A module for typing whole genomes, given a BigsDB-style MLST database.
Configure the first several lines of the module by setting the variables listed. Some variables are SGE variables but will be ignored if you do not use 'qsub.'
Place this script in your path
export PATH=$PATH:/path/to/lyve-MLST
Create a project directory
mkdir -p projectDirectory/{assemblies,blast,db}
Add all genome assemblies you wish to type into the assemblies directory. They must have .fasta extensions. The blast directory will have temporary blast output files that you can delete. However these blast temporary files will save on cpu if you re-run this script. The db directory will have the downloaded MLST scheme which is are also technically temporary files. The scheme will not be updated between runs unless you delete those files.

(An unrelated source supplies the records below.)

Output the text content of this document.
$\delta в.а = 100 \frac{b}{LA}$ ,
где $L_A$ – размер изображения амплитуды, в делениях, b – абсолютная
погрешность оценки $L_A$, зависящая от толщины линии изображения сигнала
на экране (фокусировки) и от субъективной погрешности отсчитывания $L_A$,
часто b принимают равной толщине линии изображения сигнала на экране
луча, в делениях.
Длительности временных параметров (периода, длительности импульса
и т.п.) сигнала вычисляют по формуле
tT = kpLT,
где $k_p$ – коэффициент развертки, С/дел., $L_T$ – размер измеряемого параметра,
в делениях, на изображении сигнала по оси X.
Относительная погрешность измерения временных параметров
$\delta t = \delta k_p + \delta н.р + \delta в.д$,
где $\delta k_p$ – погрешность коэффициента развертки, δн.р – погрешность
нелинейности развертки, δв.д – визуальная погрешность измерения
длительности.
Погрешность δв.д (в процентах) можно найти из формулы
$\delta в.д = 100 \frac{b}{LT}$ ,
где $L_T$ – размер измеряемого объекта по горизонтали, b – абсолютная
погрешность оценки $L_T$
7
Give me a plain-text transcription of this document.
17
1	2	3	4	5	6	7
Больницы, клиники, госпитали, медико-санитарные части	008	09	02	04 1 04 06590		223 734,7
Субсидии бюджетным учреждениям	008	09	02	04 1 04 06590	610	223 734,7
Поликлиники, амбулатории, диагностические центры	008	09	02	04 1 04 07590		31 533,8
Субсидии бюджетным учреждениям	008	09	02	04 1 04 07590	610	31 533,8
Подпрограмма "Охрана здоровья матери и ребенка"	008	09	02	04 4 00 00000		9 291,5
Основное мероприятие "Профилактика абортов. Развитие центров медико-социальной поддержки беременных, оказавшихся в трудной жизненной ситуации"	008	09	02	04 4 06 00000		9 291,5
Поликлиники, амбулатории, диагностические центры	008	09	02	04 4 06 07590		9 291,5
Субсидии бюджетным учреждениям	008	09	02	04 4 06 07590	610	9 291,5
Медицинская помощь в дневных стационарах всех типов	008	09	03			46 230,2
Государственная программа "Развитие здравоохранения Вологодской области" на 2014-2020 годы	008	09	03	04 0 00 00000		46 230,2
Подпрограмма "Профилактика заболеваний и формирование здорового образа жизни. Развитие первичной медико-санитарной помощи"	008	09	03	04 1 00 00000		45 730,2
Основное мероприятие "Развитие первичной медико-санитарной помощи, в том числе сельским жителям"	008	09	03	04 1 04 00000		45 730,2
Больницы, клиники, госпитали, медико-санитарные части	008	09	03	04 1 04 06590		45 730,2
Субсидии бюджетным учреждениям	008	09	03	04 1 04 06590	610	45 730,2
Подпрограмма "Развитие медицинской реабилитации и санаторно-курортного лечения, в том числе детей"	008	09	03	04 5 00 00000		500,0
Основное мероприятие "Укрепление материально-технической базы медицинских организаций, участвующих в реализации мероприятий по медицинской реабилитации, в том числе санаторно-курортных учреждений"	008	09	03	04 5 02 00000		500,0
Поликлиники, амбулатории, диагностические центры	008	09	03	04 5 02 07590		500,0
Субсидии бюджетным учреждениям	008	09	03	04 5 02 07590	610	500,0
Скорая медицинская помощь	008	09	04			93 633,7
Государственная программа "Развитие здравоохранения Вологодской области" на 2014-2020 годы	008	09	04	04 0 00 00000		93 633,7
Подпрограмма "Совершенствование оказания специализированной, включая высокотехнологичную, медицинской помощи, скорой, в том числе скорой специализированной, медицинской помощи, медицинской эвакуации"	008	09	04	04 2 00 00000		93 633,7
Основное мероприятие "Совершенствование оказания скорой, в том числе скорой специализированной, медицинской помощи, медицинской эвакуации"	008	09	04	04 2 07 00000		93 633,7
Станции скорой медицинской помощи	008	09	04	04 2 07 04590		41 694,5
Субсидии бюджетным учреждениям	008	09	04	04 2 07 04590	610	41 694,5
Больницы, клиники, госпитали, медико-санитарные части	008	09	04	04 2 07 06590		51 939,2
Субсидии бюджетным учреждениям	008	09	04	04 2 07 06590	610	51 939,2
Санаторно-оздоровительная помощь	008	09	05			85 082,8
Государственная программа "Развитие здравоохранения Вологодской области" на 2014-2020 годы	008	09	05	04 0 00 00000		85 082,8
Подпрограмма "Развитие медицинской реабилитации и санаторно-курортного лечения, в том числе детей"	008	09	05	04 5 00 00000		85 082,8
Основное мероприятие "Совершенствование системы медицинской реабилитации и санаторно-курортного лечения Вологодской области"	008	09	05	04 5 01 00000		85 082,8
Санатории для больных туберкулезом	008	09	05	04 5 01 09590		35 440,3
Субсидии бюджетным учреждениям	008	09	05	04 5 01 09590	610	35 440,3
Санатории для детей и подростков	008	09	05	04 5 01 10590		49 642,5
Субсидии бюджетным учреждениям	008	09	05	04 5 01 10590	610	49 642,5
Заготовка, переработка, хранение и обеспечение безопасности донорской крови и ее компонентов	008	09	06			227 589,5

In other words, the script will not re-download any scheme that is present.
Then, run by executing
mlst.sh > mlstprofiles.sh
or the SGE way
qsub -o mlstprofiles.tsv `which mlst.sh`
The output is a tab-separated-values (tsv) file with the following fields:
assemblyName locus1 locus2 ... locusX combinedBlastScore
Those with a lower combined blast score do not have 100% identity and coverage and should be examined more closely. Those with perfect scores are confidently typed (100% identity and coverage). The maximum combined score is hopefully obvious from the majority of your results and will vary with each MLST scheme. At this time the ST column is not present; hopefully it can be filled in, with a future version of the script.